Jusqu’à présent, la réglementation israélienne sur la protection de la faune sauvage limitait la détention de crocodiles du Nil à des fins éducatives ou scientifiques, dans des établissements agréés comme les zoos. En reclassant l’espèce comme « faune d’élevage captif », la ministre de la Protection de l’environnement Idit Silman, du Likoud, permet désormais aux services de sécurité de détenir ces reptiles en dehors de ce cadre, sous réserve de conditions fixées par l’Autorité israélienne de la nature et des parcs. Selon le Times of Israel, la conseillère juridique du ministère de l’Environnement avait pourtant averti Mme Silman qu’elle ne disposait pas seule de l’autorité nécessaire pour modifier ce statut réglementaire.

Un projet porté par Itamar Ben Gvir depuis fin 2024

Le ministre de la Sécurité nationale Itamar Ben Gvir, chef du parti Otzma Yehudit, avait formulé cette proposition fin 2024, dans le contexte de la détention d’un grand nombre de membres du Hamas capturés après l’attaque du 7 octobre 2023. Sur les réseaux sociaux, il a accompagné l’annonce d’une image générée par intelligence artificielle le représentant aux côtés d’un crocodile, assortie d’un avertissement adressé aux détenus : « Tu songes à tenter de t’évader ? Réfléchis-y à deux fois. » Le ministre s’était rendu en janvier 2026 à la ferme aux crocodiles de Hamat Gader, dans le nord d’Israël, pour étudier la faisabilité du projet. La prison de Ketziot, située dans le désert du Néguev, dans le sud du pays, est le site pressenti pour l’installation de ces animaux en périphérie de l’enceinte carcérale.

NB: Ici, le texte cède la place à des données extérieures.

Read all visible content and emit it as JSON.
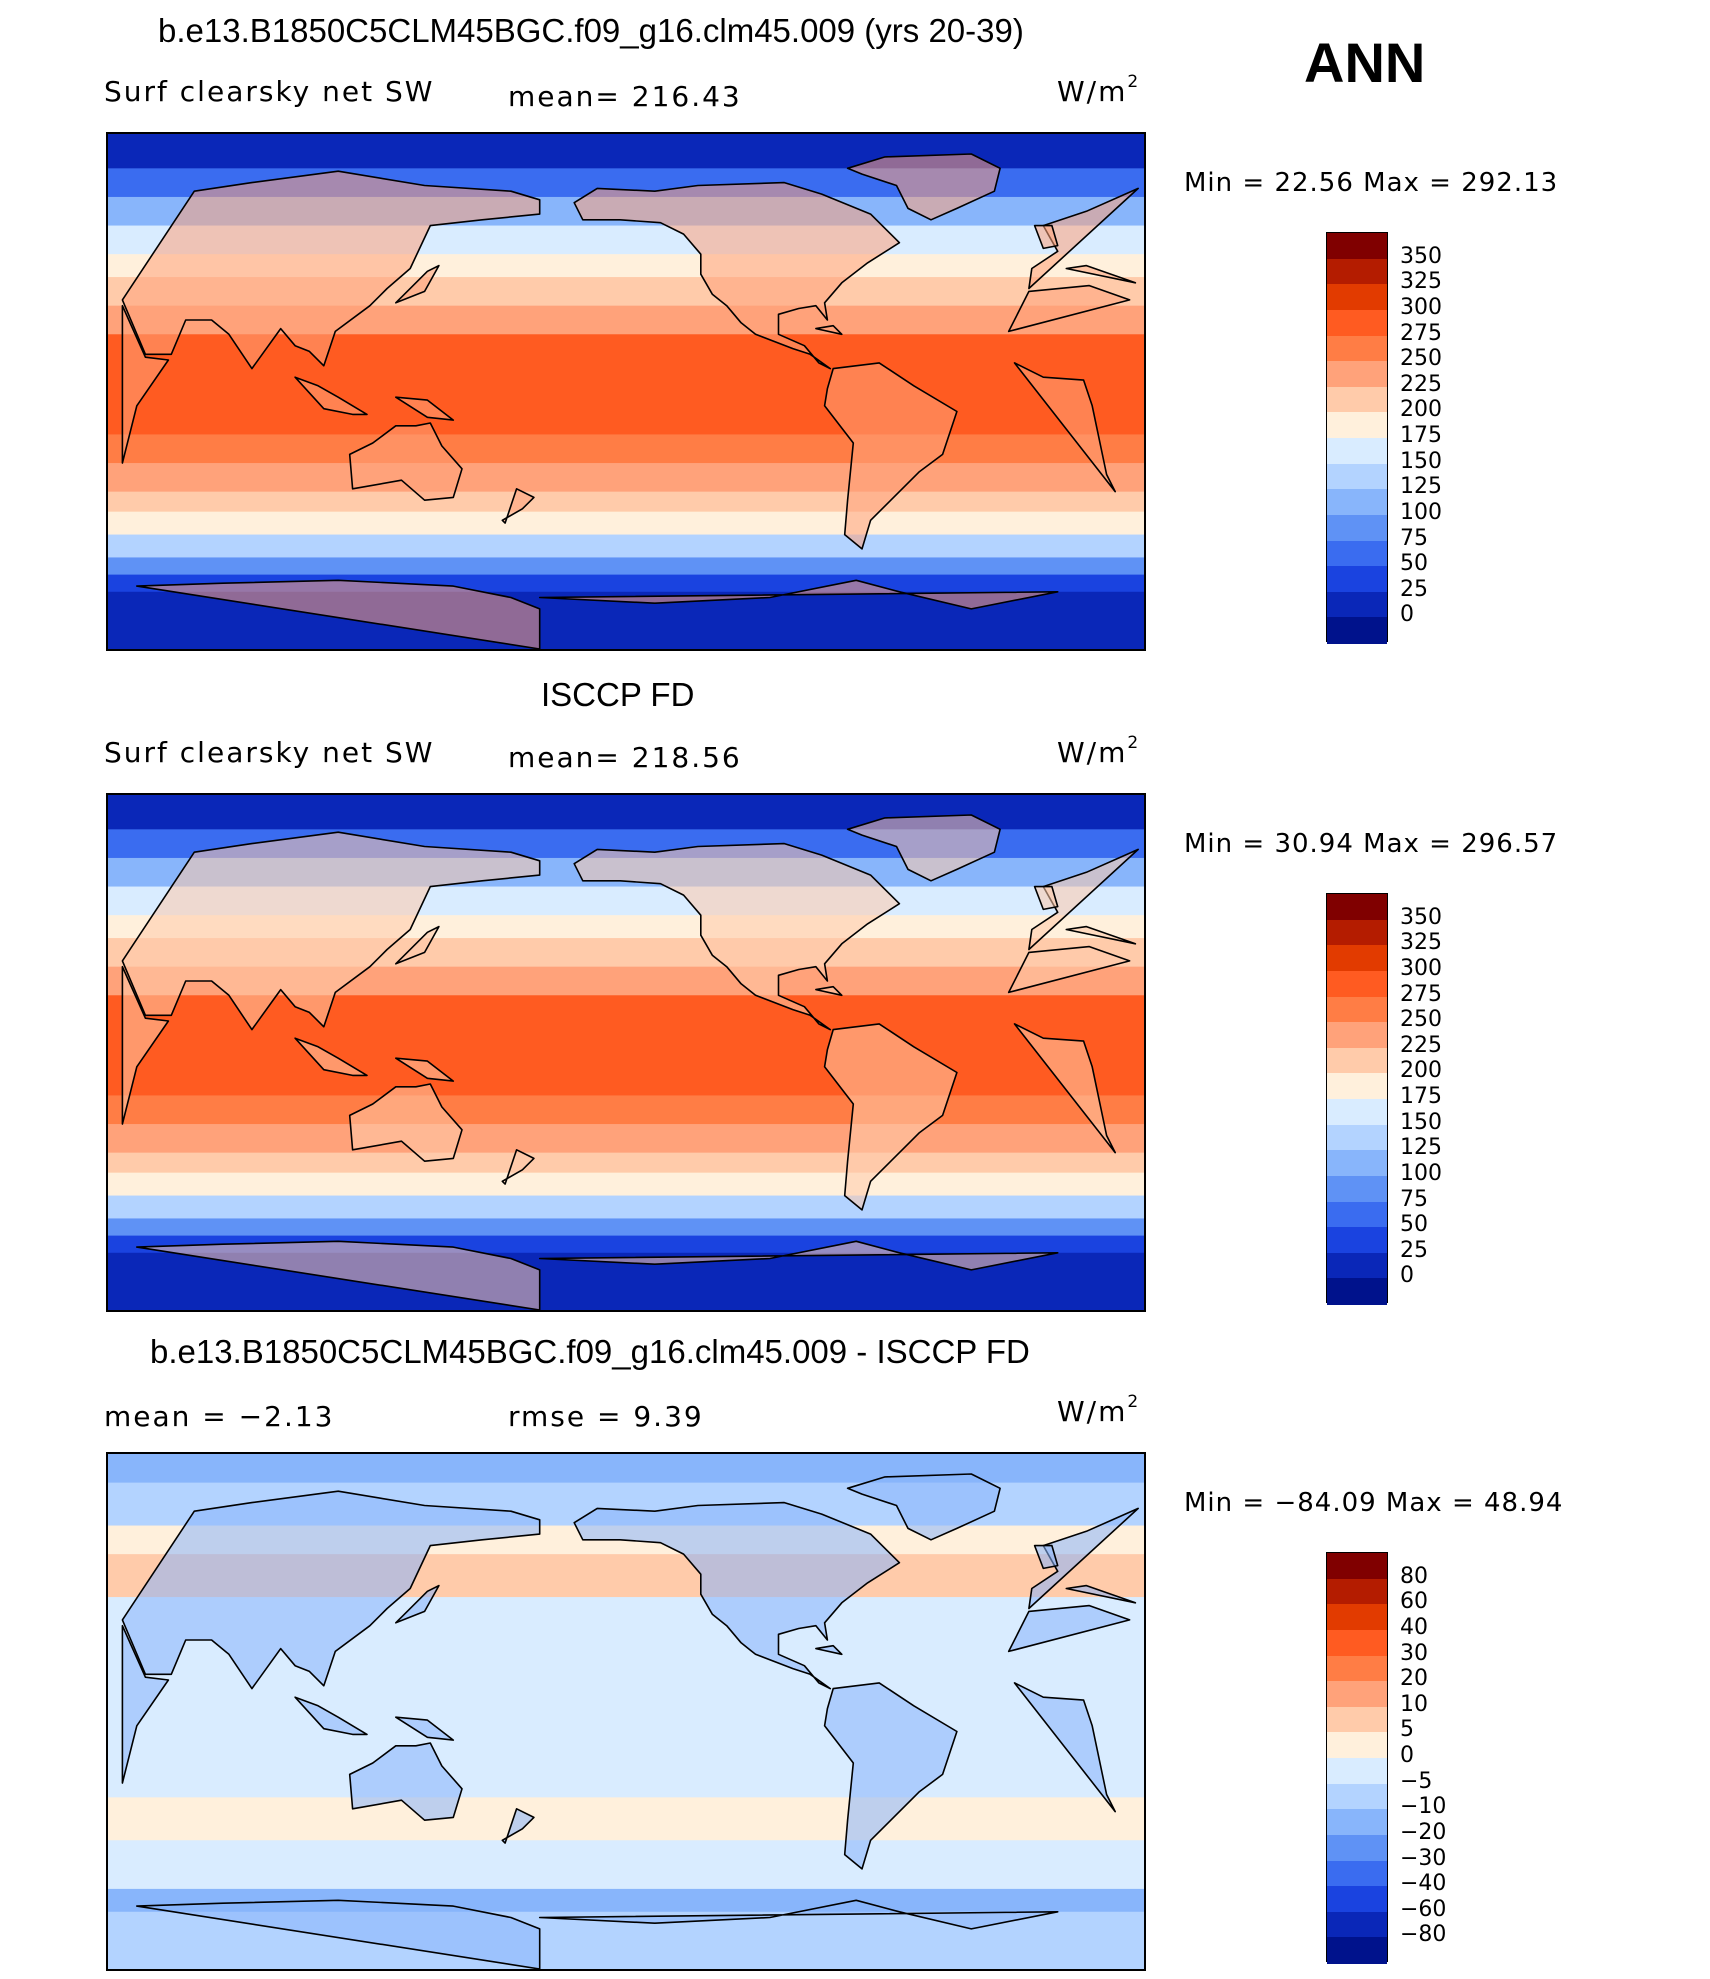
{
  "header": {
    "ann_label": "ANN"
  },
  "panels": [
    {
      "title": "b.e13.B1850C5CLM45BGC.f09_g16.clm45.009 (yrs 20-39)",
      "left_label": "Surf clearsky net SW",
      "center_label": "mean=  216.43",
      "unit_base": "W/m",
      "unit_exp": "2",
      "minmax": "Min =    22.56  Max  =  292.13",
      "levels": [
        "350",
        "325",
        "300",
        "275",
        "250",
        "225",
        "200",
        "175",
        "150",
        "125",
        "100",
        "75",
        "50",
        "25",
        "0"
      ],
      "colors": [
        "#800000",
        "#b41c00",
        "#e23b00",
        "#ff5b21",
        "#ff7d45",
        "#ffa27a",
        "#ffcbaa",
        "#fff0dc",
        "#d9ecff",
        "#b3d3ff",
        "#88b5fb",
        "#5f92f5",
        "#3a6cf0",
        "#1a43e0",
        "#0a27b8",
        "#00128c"
      ],
      "field_type": "model"
    },
    {
      "title": "ISCCP FD",
      "left_label": "Surf clearsky net SW",
      "center_label": "mean=  218.56",
      "unit_base": "W/m",
      "unit_exp": "2",
      "minmax": "Min =    30.94  Max  =  296.57",
      "levels": [
        "350",
        "325",
        "300",
        "275",
        "250",
        "225",
        "200",
        "175",
        "150",
        "125",
        "100",
        "75",
        "50",
        "25",
        "0"
      ],
      "colors": [
        "#800000",
        "#b41c00",
        "#e23b00",
        "#ff5b21",
        "#ff7d45",
        "#ffa27a",
        "#ffcbaa",
        "#fff0dc",
        "#d9ecff",
        "#b3d3ff",
        "#88b5fb",
        "#5f92f5",
        "#3a6cf0",
        "#1a43e0",
        "#0a27b8",
        "#00128c"
      ],
      "field_type": "obs"
    },
    {
      "title": "b.e13.B1850C5CLM45BGC.f09_g16.clm45.009 - ISCCP FD",
      "left_label": "mean =    −2.13",
      "center_label": "rmse =     9.39",
      "unit_base": "W/m",
      "unit_exp": "2",
      "minmax": "Min = −84.09  Max =    48.94",
      "levels": [
        "80",
        "60",
        "40",
        "30",
        "20",
        "10",
        "5",
        "0",
        "−5",
        "−10",
        "−20",
        "−30",
        "−40",
        "−60",
        "−80"
      ],
      "colors": [
        "#800000",
        "#b41c00",
        "#e23b00",
        "#ff5b21",
        "#ff7d45",
        "#ffa27a",
        "#ffcbaa",
        "#fff0dc",
        "#d9ecff",
        "#b3d3ff",
        "#88b5fb",
        "#5f92f5",
        "#3a6cf0",
        "#1a43e0",
        "#0a27b8",
        "#00128c"
      ],
      "field_type": "diff"
    }
  ]
}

Une opposition affirmée de l’Autorité de la nature et des parcs

L’Autorité israélienne de la nature et des parcs s’oppose depuis plusieurs mois à ce projet. Ses responsables font valoir, selon des propos rapportés par le Times of Israel, qu’il revient aux autorités de protéger les crocodiles et non l’inverse. L’organisme doit tenir une réunion pour contester la décision de la ministre Silman, dont la portée juridique reste discutée au sein même du gouvernement. Ce désaccord entre deux administrations israéliennes, l’une chargée de la protection de la faune, l’autre de la sécurité pénitentiaire, illustre la tension entre logique environnementale et logique carcérale qui traverse ce dossier depuis son origine.

Une référence assumée à un dispositif américain

Itamar Ben Gvir a explicitement présenté son projet comme une déclinaison du centre de rétention pour migrants surnommé « Alligator Alcatraz », ouvert en Floride en juillet 2025 dans une zone marécageuse des Everglades, avant sa fermeture. Cet établissement, mis en place par l’administration américaine, avait suscité une forte controverse sur les conditions de détention des migrants qui y étaient retenus.

La décision de la ministre Idit Silman ouvre la voie, sur le plan réglementaire, à l’installation de crocodiles autour de prisons israéliennes, mais son application concrète dépendra de l’issue du différend avec l’Autorité de la nature et des parcs. Ce projet de crocodiles en prison illustre la ligne sécuritaire portée par Itamar Ben Gvir depuis son entrée au gouvernement.